I so enjoyed one of my colleagues yesterday speaking to “Round World Strategies.” There were eight of us meeting via Zoom (yes, it looked like a Brady Bunch window). It was an important time to clarify essential bits of information for them to present to their board to propose a 9 month learning leadership cohort for United Church of Christ clergy and lay leaders. There’s lots of good details about timing, location, the invitation, the kind of people we are looking for, format, etc. But what we needed was a story. Round world was it.
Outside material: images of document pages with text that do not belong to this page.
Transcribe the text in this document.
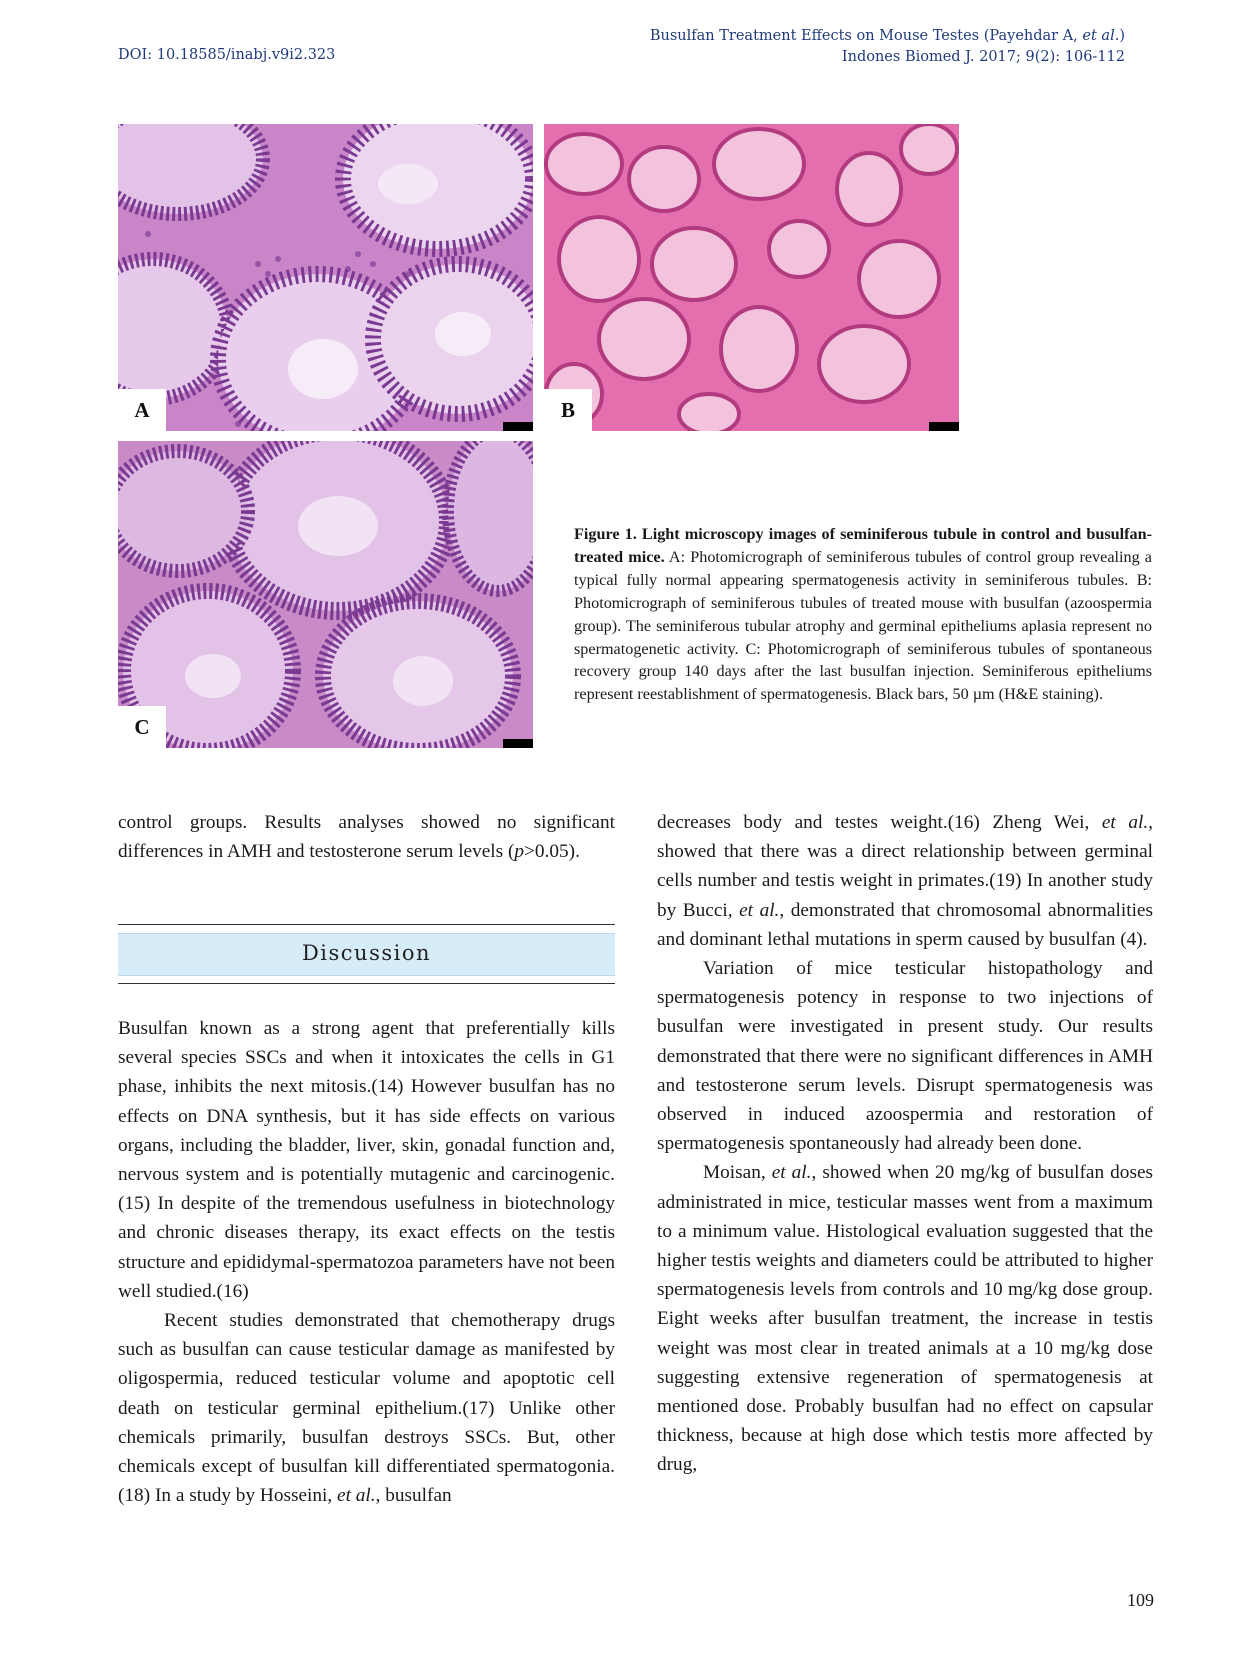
DOI: 10.18585/inabj.v9i2.323
Busulfan Treatment Effects on Mouse Testes (Payehdar A, et al.)
Indones Biomed J. 2017; 9(2): 106-112
A	B
C
Figure 1. Light microscopy images of seminiferous tubule in control and busulfan-treated mice. A: Photomicrograph of seminiferous tubules of control group revealing a typical fully normal appearing spermatogenesis activity in seminiferous tubules. B: Photomicrograph of seminiferous tubules of treated mouse with busulfan (azoospermia group). The seminiferous tubular atrophy and germinal epitheliums aplasia represent no spermatogenetic activity. C: Photomicrograph of seminiferous tubules of spontaneous recovery group 140 days after the last busulfan injection. Seminiferous epitheliums represent reestablishment of spermatogenesis. Black bars, 50 µm (H&E staining).

control groups. Results analyses showed no significant differences in AMH and testosterone serum levels (p>0.05).

Discussion

Busulfan known as a strong agent that preferentially kills several species SSCs and when it intoxicates the cells in G1 phase, inhibits the next mitosis.(14) However busulfan has no effects on DNA synthesis, but it has side effects on various organs, including the bladder, liver, skin, gonadal function and, nervous system and is potentially mutagenic and carcinogenic.(15) In despite of the tremendous usefulness in biotechnology and chronic diseases therapy, its exact effects on the testis structure and epididymal-spermatozoa parameters have not been well studied.(16)

Recent studies demonstrated that chemotherapy drugs such as busulfan can cause testicular damage as manifested by oligospermia, reduced testicular volume and apoptotic cell death on testicular germinal epithelium.(17) Unlike other chemicals primarily, busulfan destroys SSCs. But, other chemicals except of busulfan kill differentiated spermatogonia.(18) In a study by Hosseini, et al., busulfan

decreases body and testes weight.(16) Zheng Wei, et al., showed that there was a direct relationship between germinal cells number and testis weight in primates.(19) In another study by Bucci, et al., demonstrated that chromosomal abnormalities and dominant lethal mutations in sperm caused by busulfan (4).

Variation of mice testicular histopathology and spermatogenesis potency in response to two injections of busulfan were investigated in present study. Our results demonstrated that there were no significant differences in AMH and testosterone serum levels. Disrupt spermatogenesis was observed in induced azoospermia and restoration of spermatogenesis spontaneously had already been done.

Moisan, et al., showed when 20 mg/kg of busulfan doses administrated in mice, testicular masses went from a maximum to a minimum value. Histological evaluation suggested that the higher testis weights and diameters could be attributed to higher spermatogenesis levels from controls and 10 mg/kg dose group. Eight weeks after busulfan treatment, the increase in testis weight was most clear in treated animals at a 10 mg/kg dose suggesting extensive regeneration of spermatogenesis at mentioned dose. Probably busulfan had no effect on capsular thickness, because at high dose which testis more affected by drug,

109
When we think that the world is flat, it changes our thinking, right. I imagine those living in that time of world view. “Careful not to go to far — you’ll surely fall off of the edge into an abyss.” The perception of edge taught us to be careful about how far we might venture. Can you imagine sailing into a horizon, falling asleep on that boat, not knowing if you would fall over the edge in the middle of the night? Or trekking out onto the flat plains imagining that there was some point of drop off where it all ended. Brave, right. The discovery of a round world changed that. Amazingly so.
My colleague was naming the significance of a difference in a simple narrative that could hold the distinction. For them, it is about how to change church so as not to drop off of an edge into an abyss or decline into irrelevance. It is a world view layer of shift that is needed, and that is needed by those in power and with resources. The eight of us were not dreaming up just another event. Not a place filler. Not more flat world strategies. Not something to do because we all have oodles of time and don’t know what to do with ourselves. This is about changing the way church is done. And the way that people access spirit within, among, and divine. This is about enough intention and focus such that we might just have us looking back in 10 or 20 years to the time when it all shifted.
That layer of shift requires a story. Round world. Fingers crossed that they can invite the board into that story with honesty, simplicity, and spirt. It would be quite a journey together, trepid and courageous friends together.